Does not like to work with storyboards.
Was offered the chance to direct The Exorcist (1973) by producer William Peter Blatty after Blatty screened The French Connection (1971). Warner Bros. had been pressuring him to use another director but after seeing Friedkin's film, Blatty decided he wanted the film of his novel to be infused with as much energy as Friedkin had brought to "The French Connection".
His two most famous films, The French Connection (1971) and The Exorcist (1973), both begin in a foreign country, in which something in that country is brought over to America and then dealt with by American "authorities" in that field. "The French Connection" has drugs coming from France and then dealt with by American narcotics officers; "The Exorcist" has a demonic presence (from an idol) coming from Iraq to America, and dealt with by American priests.
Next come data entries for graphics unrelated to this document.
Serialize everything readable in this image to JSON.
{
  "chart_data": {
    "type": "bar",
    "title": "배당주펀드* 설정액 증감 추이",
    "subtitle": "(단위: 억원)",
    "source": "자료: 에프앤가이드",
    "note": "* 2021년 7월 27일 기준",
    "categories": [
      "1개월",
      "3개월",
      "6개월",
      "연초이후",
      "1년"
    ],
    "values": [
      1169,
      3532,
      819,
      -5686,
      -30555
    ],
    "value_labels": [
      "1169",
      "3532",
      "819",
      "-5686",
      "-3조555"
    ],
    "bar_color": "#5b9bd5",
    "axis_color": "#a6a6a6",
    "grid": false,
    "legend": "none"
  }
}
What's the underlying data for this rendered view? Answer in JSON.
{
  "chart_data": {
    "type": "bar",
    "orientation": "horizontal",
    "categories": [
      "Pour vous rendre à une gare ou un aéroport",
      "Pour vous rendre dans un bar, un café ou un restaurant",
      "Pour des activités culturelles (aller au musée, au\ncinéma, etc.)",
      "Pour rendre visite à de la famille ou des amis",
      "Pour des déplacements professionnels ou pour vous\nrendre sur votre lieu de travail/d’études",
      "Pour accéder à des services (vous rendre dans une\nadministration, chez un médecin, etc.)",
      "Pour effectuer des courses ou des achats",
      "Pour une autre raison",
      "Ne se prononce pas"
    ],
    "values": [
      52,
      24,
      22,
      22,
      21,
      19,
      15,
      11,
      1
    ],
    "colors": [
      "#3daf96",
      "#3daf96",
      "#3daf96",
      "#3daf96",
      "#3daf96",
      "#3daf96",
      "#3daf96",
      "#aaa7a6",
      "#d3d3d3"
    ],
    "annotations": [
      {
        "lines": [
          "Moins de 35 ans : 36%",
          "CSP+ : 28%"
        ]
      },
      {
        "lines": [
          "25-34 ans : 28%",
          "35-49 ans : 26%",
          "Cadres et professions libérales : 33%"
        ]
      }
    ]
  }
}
Has two sons: Jackson Friedkin with Lesley-Anne Down and Cedric Friedkin with Australian dancer Jennifer Nairn-Smith.
Directed his first opera, "Salome" by Richard Strauss, at the Bavarian State Opera in Munich (2006).
Profiled in "Conversations with Directors: An Anthology of Interviews from Literature/Film Quarterly", E.M. Walker, D.T. Johnson, eds. Lanham, MD: Scarecrow Press, 2008.
He had once been considered by fellow filmmaker Michael Mann for the original role of Hannibal Lecter in Manhunter (1986).
Ex-stepfather of Jérôme Richard.
According to writer/director Larry Cohen, composer Bernard Herrmann was approached by Friedkin to score The Exorcist (1973). After screening the movie to Herrmann, Friedkin said, "I want you to write me a better score than you wrote for Citizen Kane (1941)", to which Herrmann replied, "Then why don't you make a better movie than 'Citizen Kane'?".
In an interview in Linda Ruth Williams' book "The Erotic Thriller in Contemporary Cinema", Friedkin said that Jade (1995) his favorite of all his films.
Often goes to extreme lengths to get the desired realism in his scenes. Infamous examples include the illegal car chase from The French Connection (1971) (which employed a stunt driver racing amidst unsuspecting drivers and pedestrians), and his effective tactics to get certain reactions from his actors in The Exorcist (1973) (discharging firearms close to the actors' ears, slapping them in the face, violently yanking them with ropes, etc.).
In 1997 it was announced that 'The Ripper Diaries' that he was scheduled to direct with 'Anthony Hopkins' starring had been put on hold.